In 2012, the town of Elkin had to launch a public service announcement after learning of multiple incidents of deer carcasses being dumped along roadways, streams and rivers.


“Some deer carcasses appeared in streams or rivers. The decomposing carcass bacteria can seep into the watershed that feeds into Elkin’s drinking supply,” said Elkin Town Manager Lloyd Payne previously.


The town official said that most successful hunters demonstrate excellent responsibility after the kill, which often means a trip to a local deer processor who takes the deer and reduces it to packages of venison.


However, last year’s chronic problem of improper deer carcass dumping was significant enough to get the attention of North Carolina’s Wildlife Resources Commission Law Enforcement unit.


“We are placing cameras in known dump sites to apprehend violators,” said Wildlife Resources Officer Tyler Brown.

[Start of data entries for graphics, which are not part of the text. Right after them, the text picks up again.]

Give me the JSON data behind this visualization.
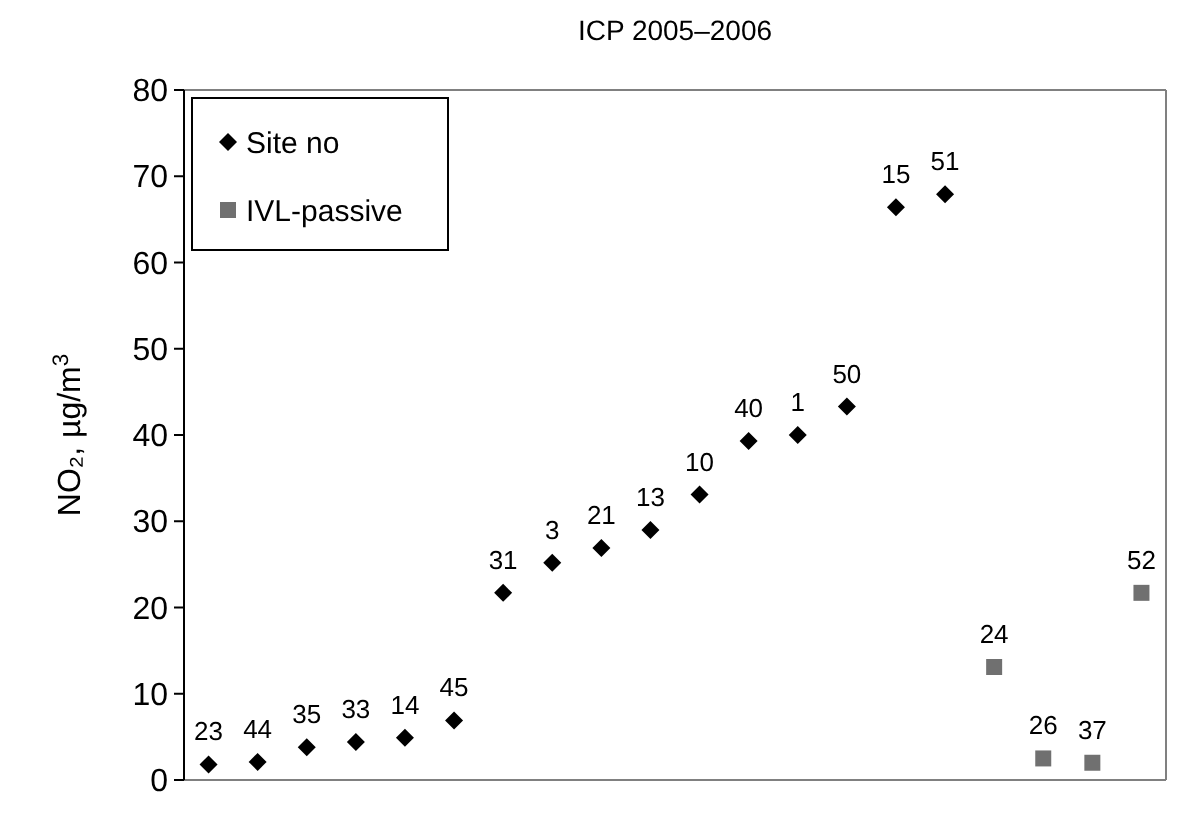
{
  "chart_data": {
    "type": "scatter",
    "title": "ICP 2005–2006",
    "ylabel": "NO₂, µg/m$^{3}$",
    "categories": [
      null,
      null,
      null,
      null,
      null,
      null,
      null,
      null,
      null,
      null,
      null,
      null,
      null,
      null,
      null,
      null,
      null,
      null,
      null,
      null
    ],
    "ylim": [
      0,
      80
    ],
    "yticks": [
      0,
      10,
      20,
      30,
      40,
      50,
      60,
      70,
      80
    ],
    "grid": false,
    "legend": "top left",
    "series": [
      {
        "name": "Site no",
        "color": "#000000",
        "marker": "diamond",
        "values": [
          1.8,
          2.1,
          3.8,
          4.4,
          4.9,
          6.9,
          21.7,
          25.2,
          26.9,
          29.0,
          33.1,
          39.3,
          40.0,
          43.3,
          66.4,
          67.9,
          null,
          null,
          null,
          null
        ]
      },
      {
        "name": "IVL-passive",
        "color": "#707070",
        "marker": "square",
        "values": [
          null,
          null,
          null,
          null,
          null,
          null,
          null,
          null,
          null,
          null,
          null,
          null,
          null,
          null,
          null,
          null,
          13.1,
          2.5,
          2.0,
          21.7
        ]
      }
    ],
    "annotations": [
      {
        "text": "23",
        "y": 1.8
      },
      {
        "text": "44",
        "y": 2.1
      },
      {
        "text": "35",
        "y": 3.8
      },
      {
        "text": "33",
        "y": 4.4
      },
      {
        "text": "14",
        "y": 4.9
      },
      {
        "text": "45",
        "y": 6.9
      },
      {
        "text": "31",
        "y": 21.7
      },
      {
        "text": "3",
        "y": 25.2
      },
      {
        "text": "21",
        "y": 26.9
      },
      {
        "text": "13",
        "y": 29.0
      },
      {
        "text": "10",
        "y": 33.1
      },
      {
        "text": "40",
        "y": 39.3
      },
      {
        "text": "1",
        "y": 40.0
      },
      {
        "text": "50",
        "y": 43.3
      },
      {
        "text": "15",
        "y": 66.4
      },
      {
        "text": "51",
        "y": 67.9
      },
      {
        "text": "24",
        "y": 13.1
      },
      {
        "text": "26",
        "y": 2.5
      },
      {
        "text": "37",
        "y": 2.0
      },
      {
        "text": "52",
        "y": 21.7
      }
    ]
  }
}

According to the law enforcement unit, they recommend disposing of the byproduct by digging a pit in which the deer carcass is placed. Composting is another option. Double-bagging the remains and taking it to a landfill is an option, or leaving it to nature as long as it’s out-of-sight and nowhere near water.


Any person hunting deer during a deer firearms season is required to wear orange visible from all sides, said officials. An exception applies for landholders, their spouses, and children who do not have to wear orange on their land.


The enforcement unit indicated that deer hunting is prohibited in the eastern region with the use of dogs.


No person after sunset and until morning shall intentionally shine a light onto the deer, or sweep a light in search of deer.


Black bear hunting for Surry and Wilkes temporarily expires on Saturday, but then resumes from Dec. 16 through Jan 1. Yadkin County bear hunting expired on Nov. 16, but resumes Dec. 16 through Dec. 28.


Rules governing bear prohibit any hunter from placing processed foods as bait to attract a bear kill. The food list includes ingredients such as sugar, honey, syrups, oils and others.


Bear hunters are limited to one bear kill per season.